The final victorious movement of Shostakovich's Fifth Symphony - shining, joyful, yet underscored with ominous clashes and dissonance - left the audience rapturous.
A powerful interpretation
Maxim Shostakovich's version of his father's great Fifth Symphony, performed by the Philharmonia Orchestra on Saturday at Emirates Palace in Abu Dhabi, showed the audience exactly how relevant to modern life the classical canon remains. Though the work was composed in Soviet Russia in 1937, heard today it is almost impossible to separate the sentiments of the music - militaristic horror, hopes dashed, despair, mindless jingoism - from current atrocities, whether in Gaza, Zimbabwe or Darfur.
Composed after suffering a period of extreme disfavour with the Soviet authorities, who at the time were beginning to perpetrate the horrors of Stalin's Great Terror, the piece had members of the audience weeping at its premiere in 1937. The harsh irony and desolation of the work, especially in the tragic Largo and the monstrously upbeat final movement, were apparently evident to the public, even if Shostakovich had carefully hidden them beneath a martial vigour that made the work palatable to the Politburo. Its power is no less evident to a modern audience.
What made this dark work all the more haunting at Saturday's concert was that the audience had come fresh from an uplifting, jaunty performance of Tchaikovsky's Violin Concerto in D, in the first half. The incredibly young Sergey Khachatryan is, at 23, a formidable talent, with a mastery of bowing, precision of fingering and perfection of pitch that astounds the listener. The silvery tone of his 1708 Stradivarius perfectly suits his agile style, while still giving him the tonal depth needed for sawing out the folky dance melodies of the second movement.
Those ethereal, delicate harmonics of the cadenza in the first movement, the deftly managed double-stopping that looked oh-so easy in his hands and the sweet, wistful tone in the slower passages were all charmingly achieved. If there must be any criticism made of this lovely performance, it is only that the emotive depths of the work were not reached with such raw, gritty passion as the joyous heights, though that is undoubtedly something that will come to his performances with maturity.

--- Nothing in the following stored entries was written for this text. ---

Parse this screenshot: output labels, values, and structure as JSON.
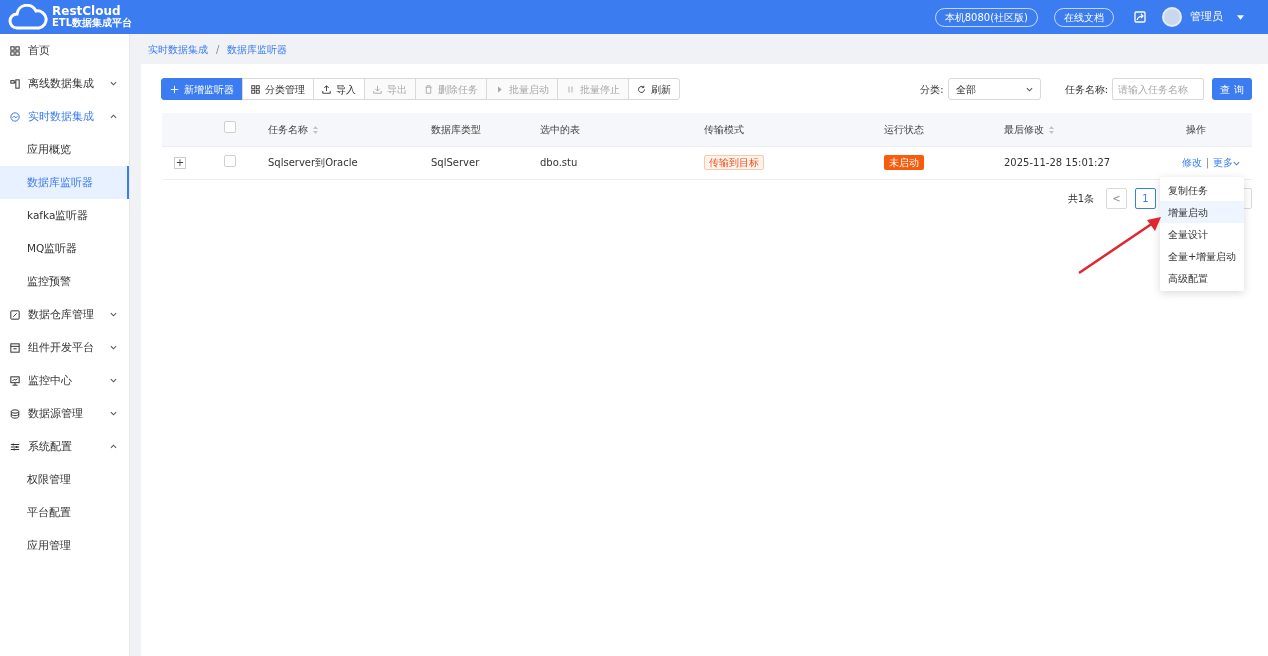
{
  "header": {
    "logo_title": "RestCloud",
    "logo_subtitle": "ETL数据集成平台",
    "links": [
      "本机8080(社区版)",
      "在线文档"
    ],
    "user": "管理员"
  },
  "sidebar": {
    "items": [
      {
        "label": "首页",
        "kind": "grid",
        "selected": false
      },
      {
        "label": "离线数据集成",
        "kind": "flow",
        "selected": false,
        "expanded": false
      },
      {
        "label": "实时数据集成",
        "kind": "gauge",
        "selected": true,
        "expanded": true,
        "children": [
          {
            "label": "应用概览",
            "selected": false
          },
          {
            "label": "数据库监听器",
            "selected": true
          },
          {
            "label": "kafka监听器",
            "selected": false
          },
          {
            "label": "MQ监听器",
            "selected": false
          },
          {
            "label": "监控预警",
            "selected": false
          }
        ]
      },
      {
        "label": "数据仓库管理",
        "kind": "edit",
        "selected": false,
        "expanded": false
      },
      {
        "label": "组件开发平台",
        "kind": "window",
        "selected": false,
        "expanded": false
      },
      {
        "label": "监控中心",
        "kind": "monitor",
        "selected": false,
        "expanded": false
      },
      {
        "label": "数据源管理",
        "kind": "database",
        "selected": false,
        "expanded": false
      },
      {
        "label": "系统配置",
        "kind": "sliders",
        "selected": false,
        "expanded": true,
        "children": [
          {
            "label": "权限管理",
            "selected": false
          },
          {
            "label": "平台配置",
            "selected": false
          },
          {
            "label": "应用管理",
            "selected": false
          }
        ]
      }
    ]
  },
  "breadcrumb": {
    "items": [
      "实时数据集成",
      "数据库监听器"
    ],
    "separator": "/"
  },
  "toolbar": [
    {
      "label": "新增监听器",
      "kind": "plus",
      "primary": true,
      "disabled": false
    },
    {
      "label": "分类管理",
      "kind": "grid",
      "primary": false,
      "disabled": false
    },
    {
      "label": "导入",
      "kind": "upload",
      "primary": false,
      "disabled": false
    },
    {
      "label": "导出",
      "kind": "download",
      "primary": false,
      "disabled": true
    },
    {
      "label": "删除任务",
      "kind": "trash",
      "primary": false,
      "disabled": true
    },
    {
      "label": "批量启动",
      "kind": "play",
      "primary": false,
      "disabled": true
    },
    {
      "label": "批量停止",
      "kind": "pause",
      "primary": false,
      "disabled": true
    },
    {
      "label": "刷新",
      "kind": "refresh",
      "primary": false,
      "disabled": false
    }
  ],
  "filters": {
    "category_label": "分类:",
    "category_value": "全部",
    "name_label": "任务名称:",
    "name_placeholder": "请输入任务名称",
    "search_button": "查 询"
  },
  "table": {
    "select_all_checked": false,
    "columns": [
      {
        "label": "任务名称",
        "sortable": true
      },
      {
        "label": "数据库类型",
        "sortable": false
      },
      {
        "label": "选中的表",
        "sortable": false
      },
      {
        "label": "传输模式",
        "sortable": false
      },
      {
        "label": "运行状态",
        "sortable": false
      },
      {
        "label": "最后修改",
        "sortable": true
      },
      {
        "label": "操作",
        "sortable": false
      }
    ],
    "rows": [
      {
        "expand": "+",
        "checked": false,
        "name": "Sqlserver到Oracle",
        "db_type": "SqlServer",
        "tables": "dbo.stu",
        "mode": "传输到目标",
        "status": "未启动",
        "modified": "2025-11-28 15:01:27",
        "actions": [
          "修改",
          "更多"
        ],
        "action_separator": "|"
      }
    ]
  },
  "pagination": {
    "total": "共1条",
    "prev": "<",
    "pages": [
      {
        "label": "1",
        "selected": true
      }
    ]
  },
  "more_menu": [
    {
      "label": "复制任务",
      "selected": false
    },
    {
      "label": "增量启动",
      "selected": true
    },
    {
      "label": "全量设计",
      "selected": false
    },
    {
      "label": "全量+增量启动",
      "selected": false
    },
    {
      "label": "高级配置",
      "selected": false
    }
  ]
}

It was, then, in a chirpy and excited mood that the audience filed back into the auditorium for the evening's main attraction. It took only the jerky, angular first chords of Shostakovich's Fifth Symphony, with their dark, angry sparsity, to create a thickly menacing atmosphere in the theatre. The conductor, a calm, almost reticent figure during the Tchaikovsky, was transformed: animated, energetic and aggressive, as the first tense leitmotif embedded itself in the body of the work, re-emerging throughout the first movement. This was the Maxim Shostakovich that we had come to see, a man leashed irrevocably to the powerful works of his father; the most authentic interpreter possible of the composer's purpose.
After that powerful opening, and the subsequent return to an eerie, glassy calm in the orchestra, it was easier to understand the conductor's earlier restraint: he is apparently not a man given to the physical antics of some of his peers, who have been known to express the score in a sort of dance with the orchestra. For Shostakovich, the hard work is done in rehearsal and, in the concert, he seems for the most part content with unobtrusively beating time and bringing in the musicians with a shrug of the shoulders or a flick of the baton. He was, then, all the more convincing when he did bring emotion to bear on the work - as in a heart-wrenching climax in the Largo, which he signalled with a massive arm gesture and his involuntary guttural grunt.
The Philharmonia Orchestra responded superbly to his direction, playing with a subtlety and unsentimental hardness that worked well with this brittle opus - in strong contrast with the mellower, richer sounds that they achieved in the Tchaikovsky. Where the violins were called upon to shrilly, relentlessly bow the same note again and again in the final movement, they did so with Soviet-style regularity, vividly calling to mind the desperate, terrified, enforced cheerfulness of the Russian population during the late 1930s, as they tried to avoid the Gulag. When presented with a triumphant march, the percussion valiantly reinforced the dystopian cacophony written for the rest of the orchestra. The final victorious movement, shining, joyful, yet underscored with ominous clashes and dissonance, left the audience rapturous, offering the second standing ovation of the evening as Shostakovich and his orchestra took their bows.